Помолчали, каждый про себя осмысливая сказанное и услышанное… Остался нерешённым один вопрос:
— Однако боюсь, даже для создания такой системы у пехоты уже нет кадров, — заглядываю через глаза в самую генеральскую душу, — Фёдор Артурьевич! Кавалерия не могла бы поделиться с пехотой унтерами и офицерами?
— Ваше Императорское Величество! — Келлер прижал руку к груди напротив сердца и слегка поклонился, — просите что угодно — жизнь за Вас и Отечество отдать, но только не перевода в пехоту! Да и, чему кавалерист может научить пехотинца?
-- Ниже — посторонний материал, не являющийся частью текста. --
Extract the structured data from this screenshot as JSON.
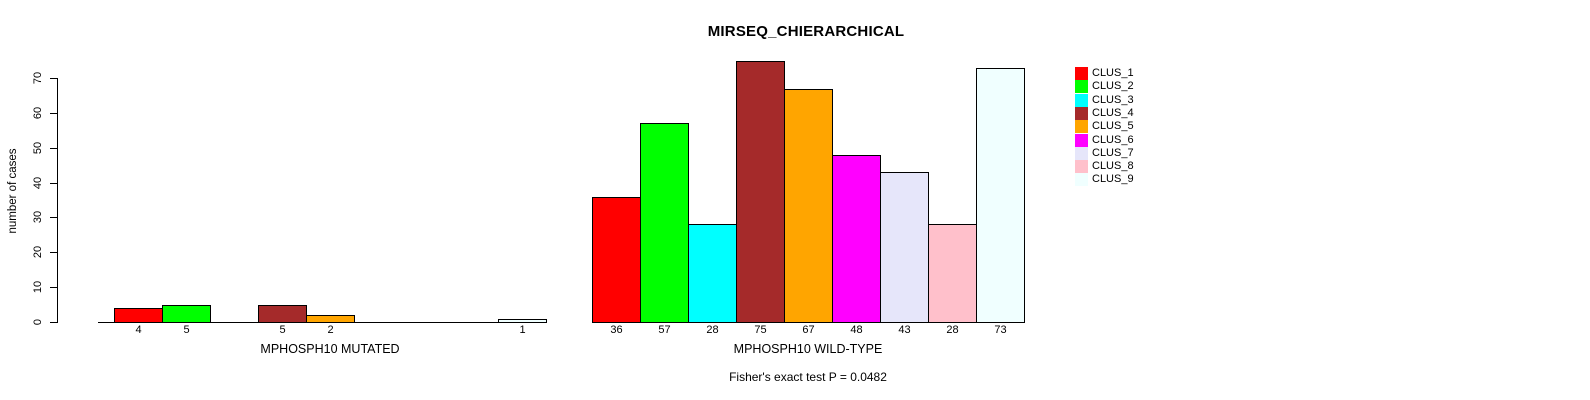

— Быть офицером, может научить! И, обратно — самому научиться пехотному бою: в этой войне, коннице такое не помешает.
— Я всё понимаю. Ваше Величество… Но, большинство офицеров-кавалеристов, посчитает перевод в пехоту незаслуженным наказанием.
Вскрикиваю, в неподдельной досаде и нетерпении от генеральской непонятливости:
— Господи… Да, не навсегда же! Пусть, каждая кавалерийская дивизия возьмёт шефство над находящейся поблизости пехотной и, на зимний период займётся подготовкой их начальствующего состава… В одной же лодке плывём! И, «тонуть» будем все вместе — пехотинцы, кавалеристы, артиллеристы и, прочие — моряки и сапёры…
Келлер, надолго «завис»… Затем, с воодушевлением:
— Хорошая быть может идея, Ваше Величество!
— Вот и, возьмитесь за её реализацию — с вашим авторитетом, господин генерал, обязательно получится! Задержитесь в Ставке на недельку, напишите — что для этого Вам понадобится и, затем мы издадим соответствующий приказ.